About the Grass Valley-Nevada City Cultural District
Steeped in history and with the most famous gold-mining district in California, the Grass Valley and Nevada City experienced a “cultural revolution” from the mid-20th century that has reshaped the local economy and continues to influence the statewide arts scene. Starting in the ’60s, Beat Generation and deep ecology poet Gary Snyder, singer Utah Phillips and a host of authors and musicians settled here. Now, for more than 50 high-tech companies – including a virtual and augmented reality hub – creativity occurs in peaceful, natural environments far from major urban centers.
Between them, Grass Valley and Nevada City are home to the Nevada Theatre, the oldest theater in California, and more than 100 arts-related organizations producing upwards of a thousand events a year, scores of annual festivals, street fairs, art walks and studio tours, and a generous base of artists and makers.

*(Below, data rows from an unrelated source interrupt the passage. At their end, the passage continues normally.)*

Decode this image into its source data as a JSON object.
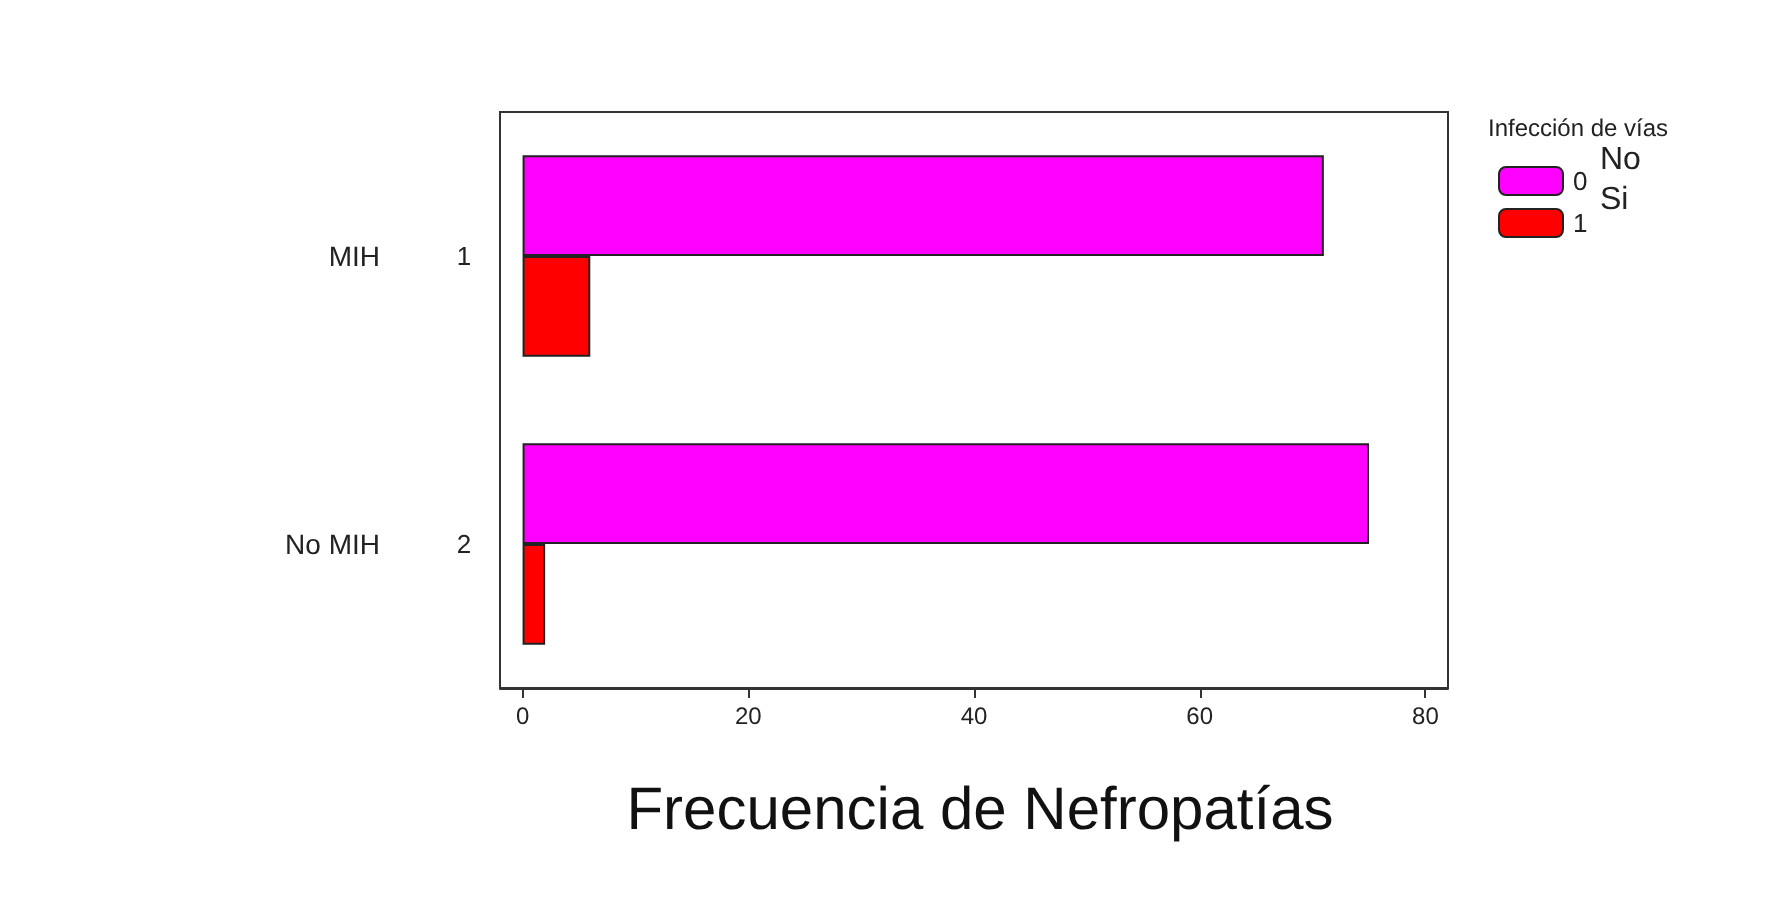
{
  "chart_data": {
    "type": "bar",
    "orientation": "horizontal",
    "title": "Frecuencia de Nefropatías",
    "legend_title": "Infección de vías",
    "categories": [
      "MIH",
      "No MIH"
    ],
    "series": [
      {
        "name": "0",
        "color": "#ff00ff",
        "values": [
          71,
          75
        ]
      },
      {
        "name": "1",
        "color": "#ff0000",
        "values": [
          6,
          2
        ]
      }
    ],
    "xlim": [
      -2,
      82
    ],
    "xticks": [
      0,
      20,
      40,
      60,
      80
    ],
    "grid": false,
    "legend": "top right",
    "annotations": [
      "1",
      "2",
      "No",
      "Si"
    ]
  }
}
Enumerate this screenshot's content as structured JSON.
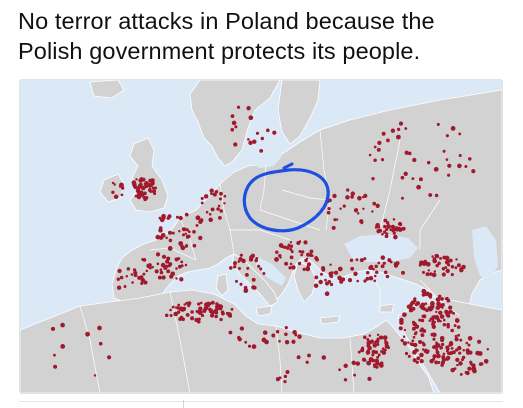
{
  "caption": {
    "line1": "No terror attacks in Poland because the",
    "line2": "Polish government protects its people."
  },
  "map": {
    "region": "Europe, North Africa and Middle East",
    "colors": {
      "sea": "#dbe8f6",
      "land": "#d2d2d2",
      "border": "#ffffff",
      "attack_marker": "#a0192d",
      "highlight_circle": "#1f4fe0"
    },
    "highlighted_region": "Poland",
    "markers": [
      {
        "name": "uk-cluster",
        "density": "heavy"
      },
      {
        "name": "france-cluster",
        "density": "medium"
      },
      {
        "name": "spain-cluster",
        "density": "medium"
      },
      {
        "name": "italy-cluster",
        "density": "light"
      },
      {
        "name": "balkans-cluster",
        "density": "medium"
      },
      {
        "name": "ukraine-cluster",
        "density": "heavy"
      },
      {
        "name": "caucasus-cluster",
        "density": "heavy"
      },
      {
        "name": "algeria-cluster",
        "density": "heavy"
      },
      {
        "name": "libya-cluster",
        "density": "light"
      },
      {
        "name": "egypt-cluster",
        "density": "heavy"
      },
      {
        "name": "levant-iraq-cluster",
        "density": "very-heavy"
      },
      {
        "name": "turkey-cluster",
        "density": "medium"
      },
      {
        "name": "northern-europe-scatter",
        "density": "light"
      },
      {
        "name": "poland",
        "density": "none"
      }
    ]
  }
}
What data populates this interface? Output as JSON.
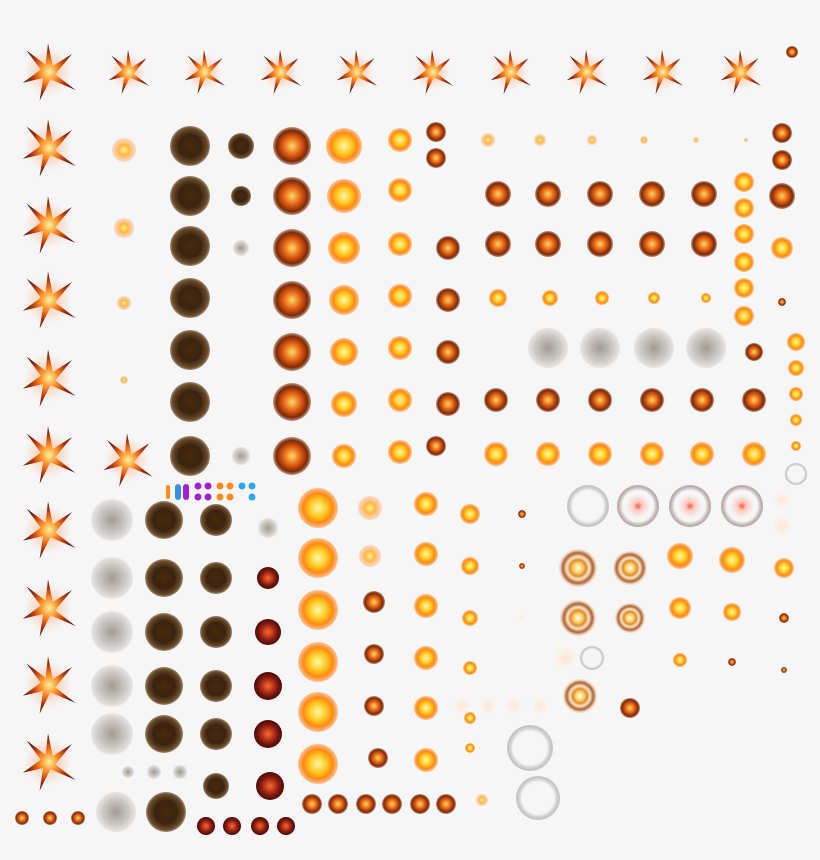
{
  "sheet": {
    "background": "#f6f6f6",
    "palette": {
      "fire_core": "#fff7b0",
      "fire_mid": "#ffd02a",
      "fire_edge": "#ff8a10",
      "burst_dark": "#7a2a08",
      "smoke_dark": "#3a2410",
      "ember_red": "#8a1a10",
      "gem_orange": "#ff8a20",
      "gem_purple": "#a020d0",
      "gem_blue": "#2aa8f0"
    },
    "frame_sets": [
      {
        "name": "spiked-explosion",
        "effect": "fireball-star",
        "frames": 20
      },
      {
        "name": "fireball-glow",
        "effect": "glow",
        "frames": 14
      },
      {
        "name": "dark-smoke",
        "effect": "dark",
        "frames": 19
      },
      {
        "name": "grey-smoke",
        "effect": "smoke",
        "frames": 27
      },
      {
        "name": "burst",
        "effect": "burst",
        "frames": 42
      },
      {
        "name": "bright-fireball",
        "effect": "fireball",
        "frames": 24
      },
      {
        "name": "embers",
        "effect": "ember",
        "frames": 15
      },
      {
        "name": "shockwave-rings",
        "effect": "ringfx",
        "frames": 6
      },
      {
        "name": "smoke-rings",
        "effect": "ghost",
        "frames": 8
      },
      {
        "name": "faint-puffs",
        "effect": "faint",
        "frames": 8
      },
      {
        "name": "gem-icons",
        "effect": "gem",
        "frames": 13
      }
    ]
  }
}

As well as for their arts, the district is known for its expanding vineyards, wineries and tasting rooms, and a trail network of outstanding natural beauty. The Nisenan lived in the region for thousands of years as part of a perfectly balanced ecosystem, thriving on the Yuba, Bear and American river watersheds – and, over time, their sacred places are being rediscovered and cherished.

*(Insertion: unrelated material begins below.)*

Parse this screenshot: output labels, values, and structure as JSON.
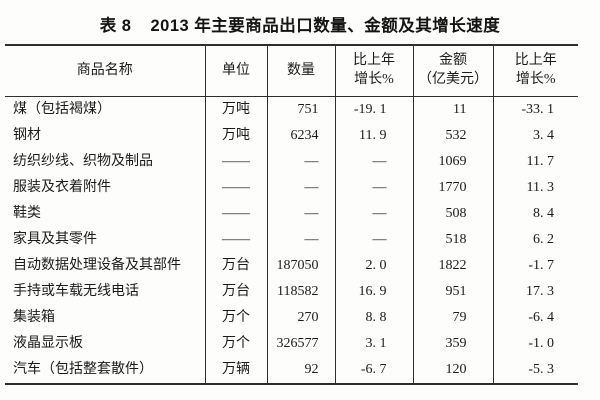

About the Truckee Cultural District
The Truckee Cultural District, located in the High Sierra, is well-known for its forests, waterways, and spectacular mountain views, which attract visitors and residents alike. These assets offer diverse and readily accessible outdoor recreation and open-space opportunities for which Truckee is famous. This natural setting stimulates an outdoor adventure culture and provides compelling opportunities to interpret, capture and inspire artistic and cultural creation.
In addition to the captivating outdoors, Truckee is a designated Historic District and presents a rich combination of historic assets that highlight Truckee as the gateway to westward expansion and the site of the ill-fated Donner Party. Numerous historic buildings give Truckee a unique sense of place—including an historic jail museum, Donner Memorial State Park and Museum, interpretive trails, the railroad museum, and the Pioneer Monument.
Over the years Truckee has attracted and grown a vibrant, entrepreneurial, artistic community which has birthed over a dozen art galleries and exhibit spaces, created continuous year-round artistic and cultural events, inspired numerous public art pieces across town, and most recently, created a new 3,000-square-foot “makerspace” that offers the community a place to learn, build and practice a wide variety of art and creative skills.